UPDATED: Arena shares sink after biotech withdraws marketing app for obesity drug in Europe

Arena Pharmaceuticals ($ARNA) pulled the plug on its application for approval of the obesity drug Belviq with European regulators, another blow to the commercial and regulatory effort behind the treatment. The San Diego-based biotech revealed the decision to withdraw the app in its first-quarter financial report late Thursday afternoon.

The news spooked some investors, as shares of Arena fell by more than 9% to $7.63 as of 11:06 a.m. ET on Friday.

Arena has pulled the app after a review of Belviq in late January from the European Medicines Agency's Committee for Medicinal Products for Human Use (CHMP). Data show cancers that formed in rats on the drug and signals of heart-value damage and psychiatric problems, Reuters reported. The FDA also voiced safety concerns before issuing a landmark approval of the drug in June 2012, making the treatment the first FDA-sanctioned weight drug in more than a decade.

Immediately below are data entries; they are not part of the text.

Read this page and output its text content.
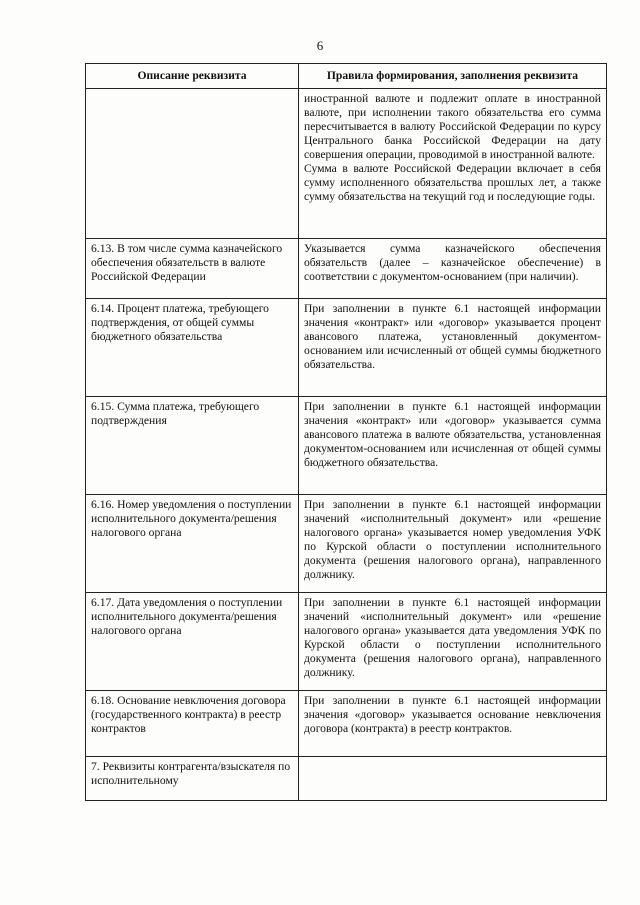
6
Описание реквизита	Правила формирования, заполнения реквизита

	иностранной валюте и подлежит оплате в иностранной валюте, при исполнении такого обязательства его сумма пересчитывается в валюту Российской Федерации по курсу Центрального банка Российской Федерации на дату совершения операции, проводимой в иностранной валюте.

Сумма в валюте Российской Федерации включает в себя сумму исполненного обязательства прошлых лет, а также сумму обязательства на текущий год и последующие годы.

6.13. В том числе сумма казначейского обеспечения обязательств в валюте Российской Федерации	Указывается сумма казначейского обеспечения обязательств (далее – казначейское обеспечение) в соответствии с документом-основанием (при наличии).

6.14. Процент платежа, требующего подтверждения, от общей суммы бюджетного обязательства	При заполнении в пункте 6.1 настоящей информации значения «контракт» или «договор» указывается процент авансового платежа, установленный документом-основанием или исчисленный от общей суммы бюджетного обязательства.

6.15. Сумма платежа, требующего подтверждения	При заполнении в пункте 6.1 настоящей информации значения «контракт» или «договор» указывается сумма авансового платежа в валюте обязательства, установленная документом-основанием или исчисленная от общей суммы бюджетного обязательства.

6.16. Номер уведомления о поступлении исполнительного документа/решения налогового органа	При заполнении в пункте 6.1 настоящей информации значений «исполнительный документ» или «решение налогового органа» указывается номер уведомления УФК по Курской области о поступлении исполнительного документа (решения налогового органа), направленного должнику.

6.17. Дата уведомления о поступлении исполнительного документа/решения налогового органа	При заполнении в пункте 6.1 настоящей информации значений «исполнительный документ» или «решение налогового органа» указывается дата уведомления УФК по Курской области о поступлении исполнительного документа (решения налогового органа), направленного должнику.

6.18. Основание невключения договора (государственного контракта) в реестр контрактов	При заполнении в пункте 6.1 настоящей информации значения «договор» указывается основание невключения договора (контракта) в реестр контрактов.

7. Реквизиты контрагента/взыскателя по исполнительному	
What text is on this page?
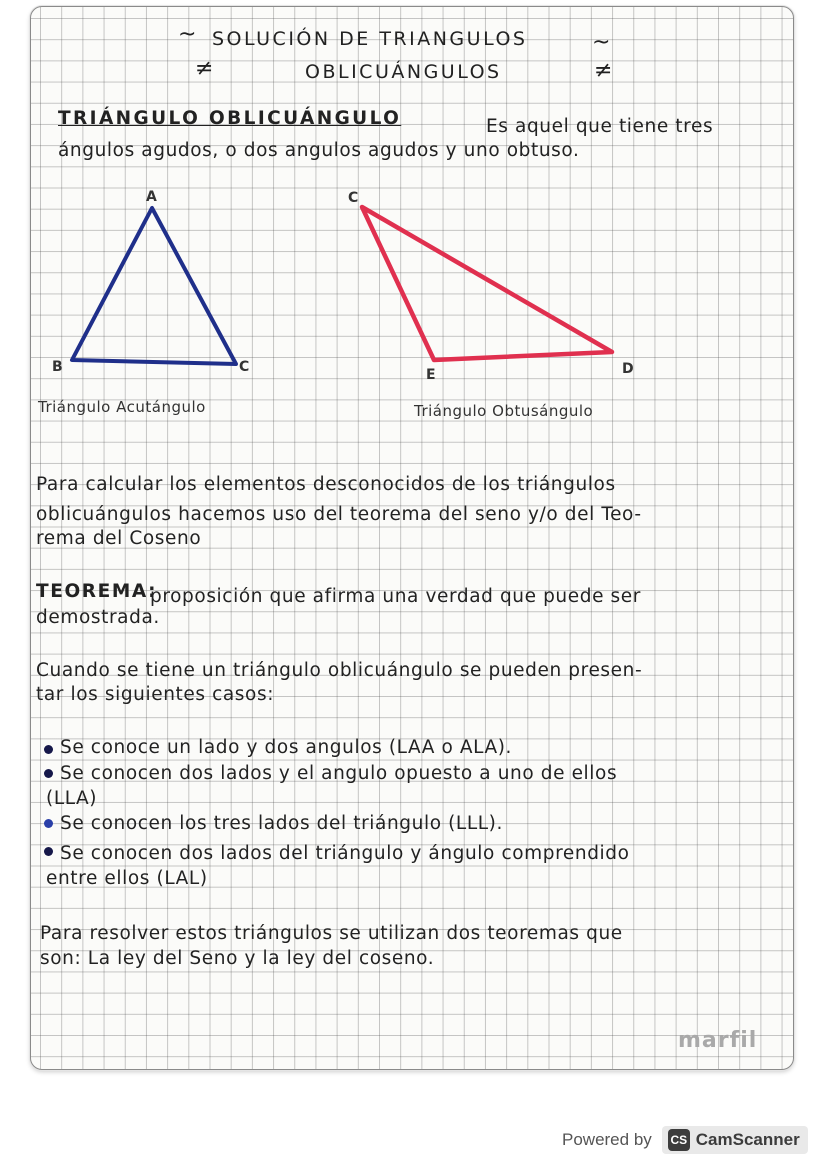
~ SOLUCIÓN DE TRIANGULOS	~
≠	OBLICUÁNGULOS	≠
TRIÁNGULO OBLICUÁNGULO	Es aquel que tiene tres
ángulos agudos, o dos angulos agudos y uno obtuso.
A
B	C
C
E	D
Triángulo Acutángulo	Triángulo Obtusángulo
Para calcular los elementos desconocidos de los triángulos
oblicuángulos hacemos uso del teorema del seno y/o del Teo-
rema del Coseno
TEOREMA:
proposición que afirma una verdad que puede ser
demostrada.
Cuando se tiene un triángulo oblicuángulo se pueden presen-
tar los siguientes casos:
Se conoce un lado y dos angulos (LAA o ALA).
Se conocen dos lados y el angulo opuesto a uno de ellos
(LLA)
Se conocen los tres lados del triángulo (LLL).
Se conocen dos lados del triángulo y ángulo comprendido
entre ellos (LAL)
Para resolver estos triángulos se utilizan dos teoremas que
son: La ley del Seno y la ley del coseno.
marfil
Powered by CS CamScanner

Both Arena and Vivus ($VVUS) won coveted U.S. approvals for their weight meds last year as the nation grappled with an ongoing obesity epidemic that affects about a third of the population. Yet neither drug has become a commercial success. Arena has been held up from a U.S. launch of Belviq while awaiting a scheduling designation from the DEA, and unlike decisions from the FDA, the drug enforcement agency has no timeline for its ruling. Leerink Swann analysts, which have an outperform rating on Arena's stock, said in a note this morning that they expect the DEA scheduling and commercial launch of Belviq in the U.S. to both occur in the second half of 2013.

The commercial prospects of the drug, known generically as lorcaserin, are even less clear in Europe, however. In a conference call, the company cited the objections from European regulators in its decision to withdraw the application for marketing approval in the EU, yet the company has not yet given a clear roadmap of how it plans to pursue an approval.

Arena's $2.4 million in revenue for the first quarter included a $500,000 payment from its Belviq partner, Eisai, for filing an application for approval of the drug in Mexico.